In a scientific application I develop we make extensive use of matrix-matrix multiplications. It is therefore important that these operations are performant. Highly tuned multiplication kernels are a core component of the basic linear algebra subprograms (BLAS) API. There exist a wide variety of BLAS implementations—both open source and proprietary—for almost all HPC platforms.

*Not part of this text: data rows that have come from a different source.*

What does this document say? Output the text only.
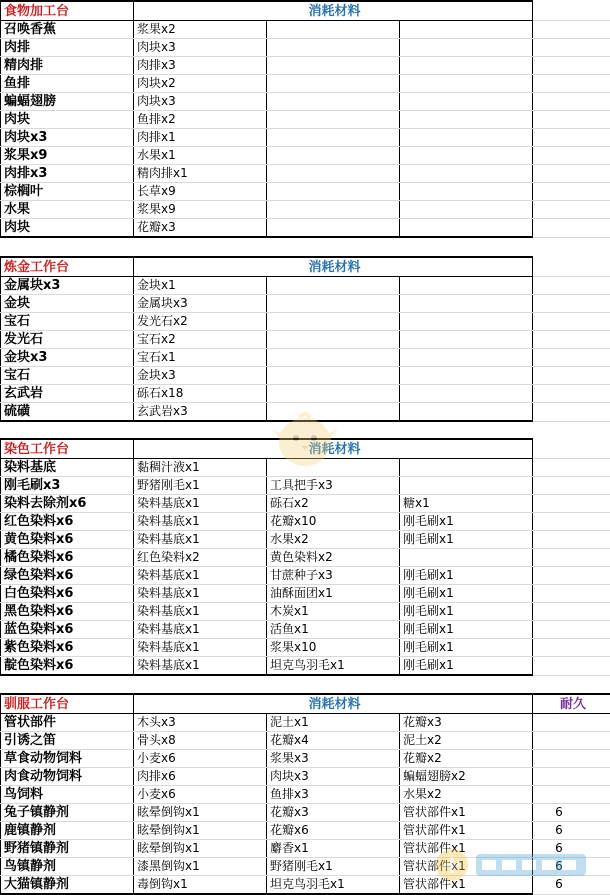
食物加工台	消耗材料			
召唤香蕉	浆果x2			
肉排	肉块x3			
精肉排	肉排x3			
鱼排	肉块x2			
蝙蝠翅膀	肉块x3			
肉块	鱼排x2			
肉块x3	肉排x1			
浆果x9	水果x1			
肉排x3	精肉排x1			
棕榈叶	长草x9			
水果	浆果x9			
肉块	花瓣x3			
炼金工作台	消耗材料			
金属块x3	金块x1			
金块	金属块x3			
宝石	发光石x2			
发光石	宝石x2			
金块x3	宝石x1			
宝石	金块x3			
玄武岩	砾石x18			
硫磺	玄武岩x3			
染色工作台	消耗材料			
染料基底	黏稠汁液x1			
刚毛刷x3	野猪刚毛x1	工具把手x3		
染料去除剂x6	染料基底x1	砾石x2	糖x1	
红色染料x6	染料基底x1	花瓣x10	刚毛刷x1	
黄色染料x6	染料基底x1	水果x2	刚毛刷x1	
橘色染料x6	红色染料x2	黄色染料x2		
绿色染料x6	染料基底x1	甘蔗种子x3	刚毛刷x1	
白色染料x6	染料基底x1	油酥面团x1	刚毛刷x1	
黑色染料x6	染料基底x1	木炭x1	刚毛刷x1	
蓝色染料x6	染料基底x1	活鱼x1	刚毛刷x1	
紫色染料x6	染料基底x1	浆果x10	刚毛刷x1	
靛色染料x6	染料基底x1	坦克鸟羽毛x1	刚毛刷x1	
驯服工作台	消耗材料			耐久
管状部件	木头x3	泥土x1	花瓣x3	
引诱之笛	骨头x8	花瓣x4	泥土x2	
草食动物饲料	小麦x6	浆果x3	花瓣x2	
肉食动物饲料	肉排x6	肉块x3	蝙蝠翅膀x2	
鸟饲料	小麦x6	鱼排x3	水果x2	
兔子镇静剂	眩晕倒钩x1	花瓣x3	管状部件x1	6
鹿镇静剂	眩晕倒钩x1	花瓣x6	管状部件x1	6
野猪镇静剂	眩晕倒钩x1	麝香x1	管状部件x1	6
鸟镇静剂	漆黑倒钩x1	野猪刚毛x1	管状部件x1	6
大猫镇静剂	毒倒钩x1	坦克鸟羽毛x1	管状部件x1	6
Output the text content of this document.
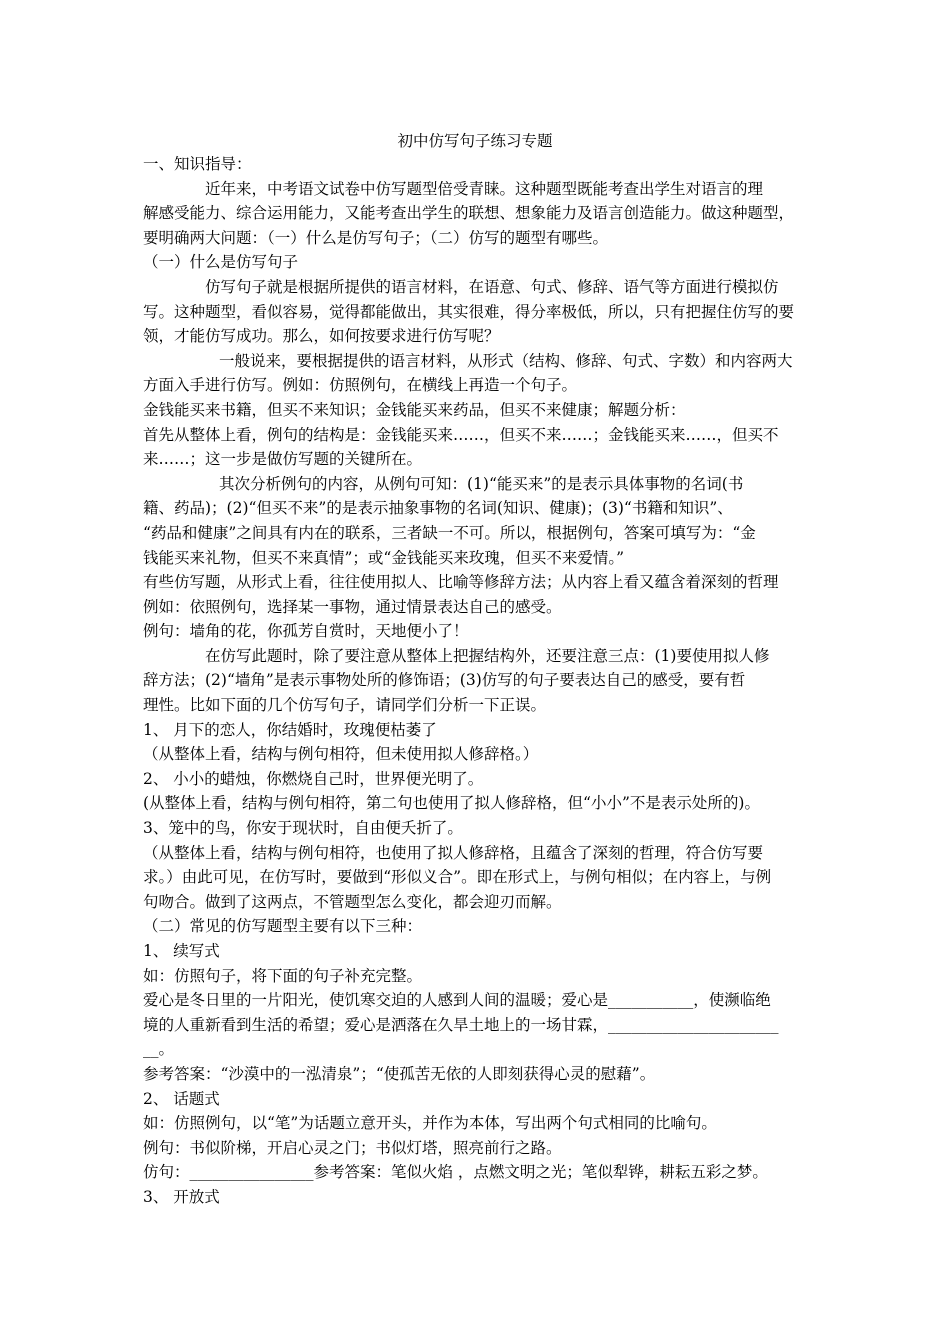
初中仿写句子练习专题
一、知识指导：
近年来，中考语文试卷中仿写题型倍受青睐。这种题型既能考查出学生对语言的理
解感受能力、综合运用能力，又能考查出学生的联想、想象能力及语言创造能力。做这种题型，
要明确两大问题：（一）什么是仿写句子；（二）仿写的题型有哪些。
（一）什么是仿写句子
仿写句子就是根据所提供的语言材料，在语意、句式、修辞、语气等方面进行模拟仿
写。这种题型，看似容易，觉得都能做出，其实很难，得分率极低，所以，只有把握住仿写的要
领，才能仿写成功。那么，如何按要求进行仿写呢？
一般说来，要根据提供的语言材料，从形式（结构、修辞、句式、字数）和内容两大
方面入手进行仿写。例如：仿照例句，在横线上再造一个句子。
金钱能买来书籍，但买不来知识；金钱能买来药品，但买不来健康；解题分析：
首先从整体上看，例句的结构是：金钱能买来……，但买不来……；金钱能买来……，但买不
来……；这一步是做仿写题的关键所在。
其次分析例句的内容，从例句可知：(1)“能买来”的是表示具体事物的名词(书
籍、药品)；(2)“但买不来”的是表示抽象事物的名词(知识、健康)；(3)“书籍和知识”、
“药品和健康”之间具有内在的联系，三者缺一不可。所以，根据例句，答案可填写为：“金
钱能买来礼物，但买不来真情”；或“金钱能买来玫瑰，但买不来爱情。”
有些仿写题，从形式上看，往往使用拟人、比喻等修辞方法；从内容上看又蕴含着深刻的哲理
例如：依照例句，选择某一事物，通过情景表达自己的感受。
例句：墙角的花，你孤芳自赏时，天地便小了！
在仿写此题时，除了要注意从整体上把握结构外，还要注意三点：(1)要使用拟人修
辞方法；(2)“墙角”是表示事物处所的修饰语；(3)仿写的句子要表达自己的感受，要有哲
理性。比如下面的几个仿写句子，请同学们分析一下正误。
1、 月下的恋人，你结婚时，玫瑰便枯萎了
（从整体上看，结构与例句相符，但未使用拟人修辞格。）
2、 小小的蜡烛，你燃烧自己时，世界便光明了。
(从整体上看，结构与例句相符，第二句也使用了拟人修辞格，但“小小”不是表示处所的)。
3、笼中的鸟，你安于现状时，自由便夭折了。
（从整体上看，结构与例句相符，也使用了拟人修辞格，且蕴含了深刻的哲理，符合仿写要
求。）由此可见，在仿写时，要做到“形似义合”。即在形式上，与例句相似；在内容上，与例
句吻合。做到了这两点，不管题型怎么变化，都会迎刃而解。
（二）常见的仿写题型主要有以下三种：
1、 续写式
如：仿照句子，将下面的句子补充完整。
爱心是冬日里的一片阳光，使饥寒交迫的人感到人间的温暖；爱心是___________，使濒临绝
境的人重新看到生活的希望；爱心是洒落在久旱土地上的一场甘霖，______________________
__。
参考答案：“沙漠中的一泓清泉”；“使孤苦无依的人即刻获得心灵的慰藉”。
2、 话题式
如：仿照例句，以“笔”为话题立意开头，并作为本体，写出两个句式相同的比喻句。
例句：书似阶梯，开启心灵之门；书似灯塔，照亮前行之路。
仿句：________________参考答案：笔似火焰 ，点燃文明之光；笔似犁铧，耕耘五彩之梦。
3、 开放式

What follows are a series of benchmarks for the matrix sizes that arise in our application for a variety of BLAS libraries. It is hoped that these benchmarks will help users to make informed decisions when deciding on a specific BLAS.
The dimensions of the matrices, with the exception of the final test-case (M = N = K = 2048), are all real-world examples taken from my solver.
When conducting the benchmarks the following procedures were employed:
The following comparison is between ATLAS 3.11.11 and the current Git Head of OpenBLAS. Both were compiled using GCC 4.7.2 on a Gentoo Linux system. The CPU was a 3.5Ghz Intel Core i7 3770K with turbo-boost (to 3.9Ghz) enabled. Peak is ~62.7 gigaflops single precision and ~31.4 gigaflops double precision.
We note here that ATLAS tends to outperform OpenBLAS when working at single precision until M = 24. At this point OpenBLAS pulls away; often delivering 20% more FLOPS than ATLAS.